Nike Wagner hat eine erhellende Abhandlung über den Nachtgesang „Tristan und Isolde“ ihres Urgroßvaters Richard Wagner verfasst und darin den „zweimal einsamen Tod“ der beiden Protagonisten thematisiert. An diesen Text muss man unwillkürlich denken, wenn man sich mit der Inszenierung des Werkes von Krzysztof Warlikowski an der Bayerischen Staatsoper auseinandersetzt, welche im Rahmen der diesjährigen Münchner Opernfestspiele wieder zu erleben ist. Die Radikalität der Konzentration Wagners auf zwei Charaktere ist in dieser Regiearbeit, die um die – im Grunde brutalen – Themen von selbstzerstörerischer Liebe, immenser Einsamkeit und verzehrender Todessehnsucht kreist, permanent spürbar. Wie gewohnt verzichtet Warlikowski auf realistische Bühnenbilder, Malgorzata Szczesniak, auch für die Kostüme verantwortlich, hat ihm einen fast schon surreal anmutenden Raum mit Familienaufstellung geschaffen, unterstützt von tiefenpsychologisch untermauernden Videos von Kamil Polak und dem plastischen Licht von Felice Ross. Vor allem aber zeichnet diesen film noir auf der Bühne eine tiefgründige Personenregie wie eine subtile, psychologisch fundierte Personenführung aus.
Dass sich Wunder musikalischer Natur oft im Repertoire und nicht bei vieldiskutierten Festspielpremieren ereignen, nimmt man wieder einmal mit großer Freude an diesem Abend des 24. Juli 2023 zur Kenntnis. Im Vorspiel noch sehr zurückhaltend und allzu vorsichtig im ersten Akt steigert sich Lothar Koenigs, ausgestattet mit besten kapellmeisterlichen Tugenden, von Akt zu Akt. In Staunen versetzt er dann vor allem mit einem groß musizierten Vorspiel zum dritten Akt und gelingt ihm mit dem über den ganzen Abend in allen Gruppen blendend disponierten Bayerischen Staatsorchester ein lustvoll rauschhaft gesteigerter Schluss. Apropos Orchester: So sehrend und klagend wie in München hört man das Englischhorn wohl nirgends auf dieser Welt, dieses Mal gespielt von Marlene Gomes.

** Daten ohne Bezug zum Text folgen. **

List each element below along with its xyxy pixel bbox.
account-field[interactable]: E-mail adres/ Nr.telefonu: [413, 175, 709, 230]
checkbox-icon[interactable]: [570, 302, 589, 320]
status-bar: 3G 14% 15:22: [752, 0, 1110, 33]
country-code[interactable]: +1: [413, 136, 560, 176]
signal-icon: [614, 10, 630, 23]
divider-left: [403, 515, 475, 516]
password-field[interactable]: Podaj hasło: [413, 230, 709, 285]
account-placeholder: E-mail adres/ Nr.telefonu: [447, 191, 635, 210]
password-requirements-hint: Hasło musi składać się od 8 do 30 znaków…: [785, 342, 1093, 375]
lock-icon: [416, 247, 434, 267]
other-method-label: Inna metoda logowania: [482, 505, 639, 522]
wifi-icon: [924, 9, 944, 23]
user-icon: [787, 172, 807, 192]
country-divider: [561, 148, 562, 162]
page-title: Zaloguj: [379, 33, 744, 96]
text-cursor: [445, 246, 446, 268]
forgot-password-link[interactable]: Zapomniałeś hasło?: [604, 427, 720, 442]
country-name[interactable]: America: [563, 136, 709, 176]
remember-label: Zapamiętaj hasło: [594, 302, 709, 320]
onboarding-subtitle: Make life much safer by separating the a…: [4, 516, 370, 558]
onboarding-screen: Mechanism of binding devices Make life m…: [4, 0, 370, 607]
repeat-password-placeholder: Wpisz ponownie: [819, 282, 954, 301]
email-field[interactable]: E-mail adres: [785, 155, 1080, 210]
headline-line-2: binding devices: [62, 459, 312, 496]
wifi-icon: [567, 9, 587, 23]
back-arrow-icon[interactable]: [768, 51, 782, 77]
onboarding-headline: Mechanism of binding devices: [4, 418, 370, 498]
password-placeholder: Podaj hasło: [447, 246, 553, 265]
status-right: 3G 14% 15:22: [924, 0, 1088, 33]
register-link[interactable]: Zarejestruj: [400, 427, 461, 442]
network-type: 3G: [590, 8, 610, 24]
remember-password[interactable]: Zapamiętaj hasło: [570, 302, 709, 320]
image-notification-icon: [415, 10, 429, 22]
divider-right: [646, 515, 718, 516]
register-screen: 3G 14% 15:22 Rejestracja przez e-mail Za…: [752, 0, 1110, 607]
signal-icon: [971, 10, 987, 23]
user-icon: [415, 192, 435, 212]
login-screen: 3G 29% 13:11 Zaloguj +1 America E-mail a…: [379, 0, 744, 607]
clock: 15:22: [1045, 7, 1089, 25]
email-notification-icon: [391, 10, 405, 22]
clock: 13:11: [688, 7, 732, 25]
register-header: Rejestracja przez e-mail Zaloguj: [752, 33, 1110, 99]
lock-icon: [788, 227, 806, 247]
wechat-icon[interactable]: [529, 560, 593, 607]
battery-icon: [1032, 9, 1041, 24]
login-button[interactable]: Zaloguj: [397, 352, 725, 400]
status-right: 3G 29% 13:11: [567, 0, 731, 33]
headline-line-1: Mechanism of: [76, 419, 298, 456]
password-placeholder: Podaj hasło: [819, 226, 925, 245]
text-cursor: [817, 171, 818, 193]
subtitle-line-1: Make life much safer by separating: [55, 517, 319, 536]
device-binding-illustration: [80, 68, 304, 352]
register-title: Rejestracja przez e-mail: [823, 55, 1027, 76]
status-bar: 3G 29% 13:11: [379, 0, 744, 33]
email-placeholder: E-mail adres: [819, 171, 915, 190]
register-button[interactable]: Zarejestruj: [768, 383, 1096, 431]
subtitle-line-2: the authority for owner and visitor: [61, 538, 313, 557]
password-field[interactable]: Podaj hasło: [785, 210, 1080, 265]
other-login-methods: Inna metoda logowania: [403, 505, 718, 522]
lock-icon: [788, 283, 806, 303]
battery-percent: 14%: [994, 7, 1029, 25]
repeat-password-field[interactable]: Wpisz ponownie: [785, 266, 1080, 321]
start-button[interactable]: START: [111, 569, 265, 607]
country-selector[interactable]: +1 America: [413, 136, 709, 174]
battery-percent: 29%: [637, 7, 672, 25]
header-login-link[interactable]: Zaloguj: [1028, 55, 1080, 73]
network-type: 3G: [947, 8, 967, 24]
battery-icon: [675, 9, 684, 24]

Neben gut aus dem Ensemble besetzten kleinen Rollen überzeugt Wolfgang Koch als heldenbaritonal angehauchter Kurwenal und steigert sich Jamie Barton als hellstimmige Brangäne deutlich von Aufzug zu Aufzug. Renè Pape beeindruckt und berührt wieder als leidender König Marke mit starkem wie warmem Bass. Als Tristan gelingt Tenor Stuart Skelton eine wahrlich unter die Haut gehende Gestaltung, eindringliche Deklamation wie famose Stentortöne wechseln sich ab, seine Phrasierung ist vorbildlich. Die Krone des Abends gebührt jedoch Anja Kampe als Isolde. Allzu ausladendes Vibrato zu Beginn bekommt sie rasch in den Griff, die Sängerin ist auf dem besten Weg zu einem echten hochdramatischen Sopran und gelingt ihr im Verlauf des Abends einfach alles, gekrönt von einer voll ausgesungen Verklärung, wo sie das Gefühl der persönlichen Auflösung im Klang zu vermitteln vermag – wie es Wagner vorgeschwebt haben mag und wie man es nicht allzu oft erfahren kann.